Se a memória não me trai (coisa frequente) Orwell, no final do seu Homenagem à Catalunha avertia para a parcialidade da sua visão dos factos, não porque fossem falseados, mas porque apenas tinha visto uma parte do conflito; aquela parte possível a partir do lado pelo qual combateu. Li no início de Janeiro do ano passado – numa espera prolongada no aeroporto de Brasília – o relato histórico da participação de voluntários noruegueses na Guerra Civil espanhola, com as histórias das jornalistas nórdicas que acompanharam o conflito. Gerda Grepp (a primeira a chegar nos meses finais de 36), a sueca Barbro Alving do Dagens Nyeter, e a que (erradamente), se atribui a fama de primeira norueguesa no terreno: Lise Lindgbaek, do Dagbladet.

Grepp chegou a Barcelona no Outono de 36, tendo daí seguido para Madrid para presenciar os primeiros bombardeamentos aéreos da cidade por parte dos alemães; e observar que estava perante assassínio massivo, não já apenas a guerra no sentido convencional.

Mas a repórter nórdica não se impressionaria apenas com os excessos da parte franquista e seus aliados internacionais.

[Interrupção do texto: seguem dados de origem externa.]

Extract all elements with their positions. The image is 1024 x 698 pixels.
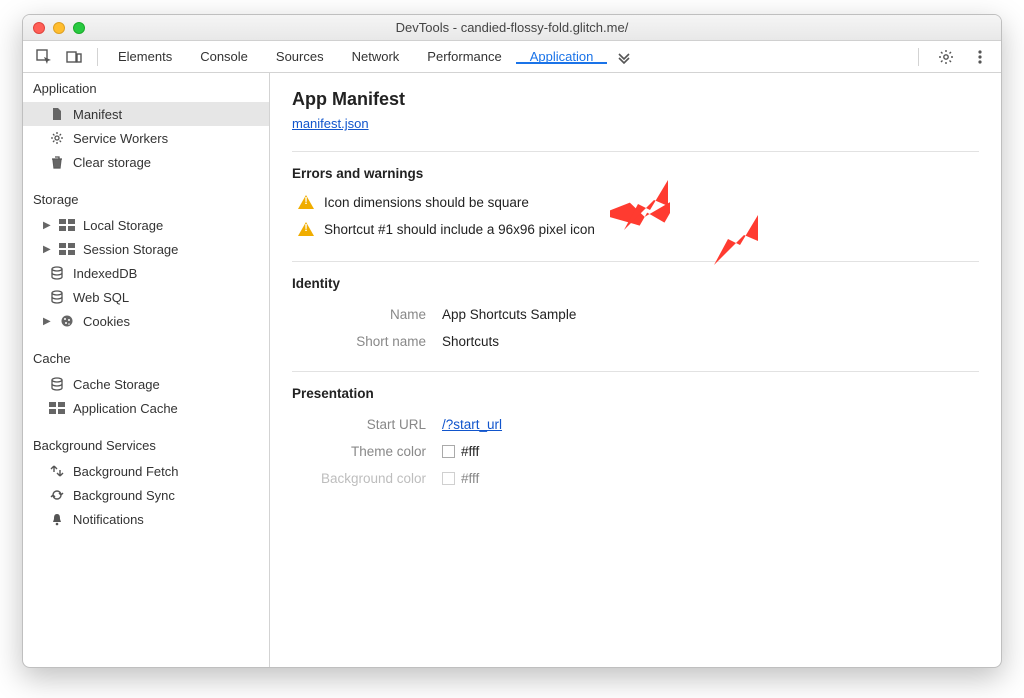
sidebar-item-label: Manifest (73, 107, 122, 122)
traffic-lights (23, 22, 85, 34)
gear-icon (49, 130, 65, 146)
start-url-label: Start URL (292, 417, 442, 432)
sidebar-item-label: Local Storage (83, 218, 163, 233)
tab-application[interactable]: Application (516, 49, 608, 64)
identity-section: Identity Name App Shortcuts Sample Short… (292, 261, 979, 355)
sidebar-item-label: Background Fetch (73, 464, 179, 479)
theme-color-value: #fff (442, 444, 479, 459)
start-url-row: Start URL /?start_url (292, 411, 979, 438)
identity-name-row: Name App Shortcuts Sample (292, 301, 979, 328)
identity-shortname-row: Short name Shortcuts (292, 328, 979, 355)
sidebar-item-local-storage[interactable]: ▶ Local Storage (23, 213, 269, 237)
content-area: Application Manifest Service Workers Cle… (23, 73, 1001, 667)
identity-shortname-label: Short name (292, 334, 442, 349)
sidebar-item-application-cache[interactable]: Application Cache (23, 396, 269, 420)
inspect-element-icon[interactable] (31, 44, 57, 70)
background-color-value: #fff (442, 471, 479, 486)
tab-elements[interactable]: Elements (104, 49, 186, 64)
toolbar-divider (918, 48, 919, 66)
more-menu-icon[interactable] (967, 44, 993, 70)
db-icon (49, 265, 65, 281)
sidebar-item-session-storage[interactable]: ▶ Session Storage (23, 237, 269, 261)
trash-icon (49, 154, 65, 170)
devtools-window: DevTools - candied-flossy-fold.glitch.me… (22, 14, 1002, 668)
tab-network[interactable]: Network (338, 49, 414, 64)
sidebar-item-cookies[interactable]: ▶ Cookies (23, 309, 269, 333)
tab-sources[interactable]: Sources (262, 49, 338, 64)
chevron-right-icon: ▶ (43, 316, 51, 327)
device-toolbar-icon[interactable] (61, 44, 87, 70)
tab-console[interactable]: Console (186, 49, 262, 64)
theme-color-label: Theme color (292, 444, 442, 459)
background-color-row: Background color #fff (292, 465, 979, 492)
sidebar-item-service-workers[interactable]: Service Workers (23, 126, 269, 150)
close-window-button[interactable] (33, 22, 45, 34)
db-icon (49, 376, 65, 392)
sidebar-item-label: Web SQL (73, 290, 129, 305)
bell-icon (49, 511, 65, 527)
sidebar-item-label: Service Workers (73, 131, 168, 146)
section-title-presentation: Presentation (292, 386, 979, 401)
sync-icon (49, 487, 65, 503)
sidebar-item-label: Notifications (73, 512, 144, 527)
table-icon (59, 241, 75, 257)
sidebar-item-label: Background Sync (73, 488, 175, 503)
sidebar-section-application: Application (23, 73, 269, 102)
color-swatch (442, 445, 455, 458)
sidebar-item-indexeddb[interactable]: IndexedDB (23, 261, 269, 285)
section-title-identity: Identity (292, 276, 979, 291)
file-icon (49, 106, 65, 122)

Ficaria impressionada também, em Cuenca, ao ouvir o relato do terror e dos métodos usados para com os opositores ao regime republicano.

No início do ano seguinte (1937) Grepp voltaria a Espanha e a Madrid para viajar desta vez para sul na companhia de Arthur Kloester tendo quase assistido à queda da cidade de Málaga nos 10 dias que passou na companhia de Kloester. Não assistiu à prisão deste, ocorrida a 7 de Fevereiro de 1937, porque Kloester tratou de a pôr em segurança – na única estrada de fuga aberta na altura – antes de ele próprio voltar novamente para Málaga e ser aprisionado.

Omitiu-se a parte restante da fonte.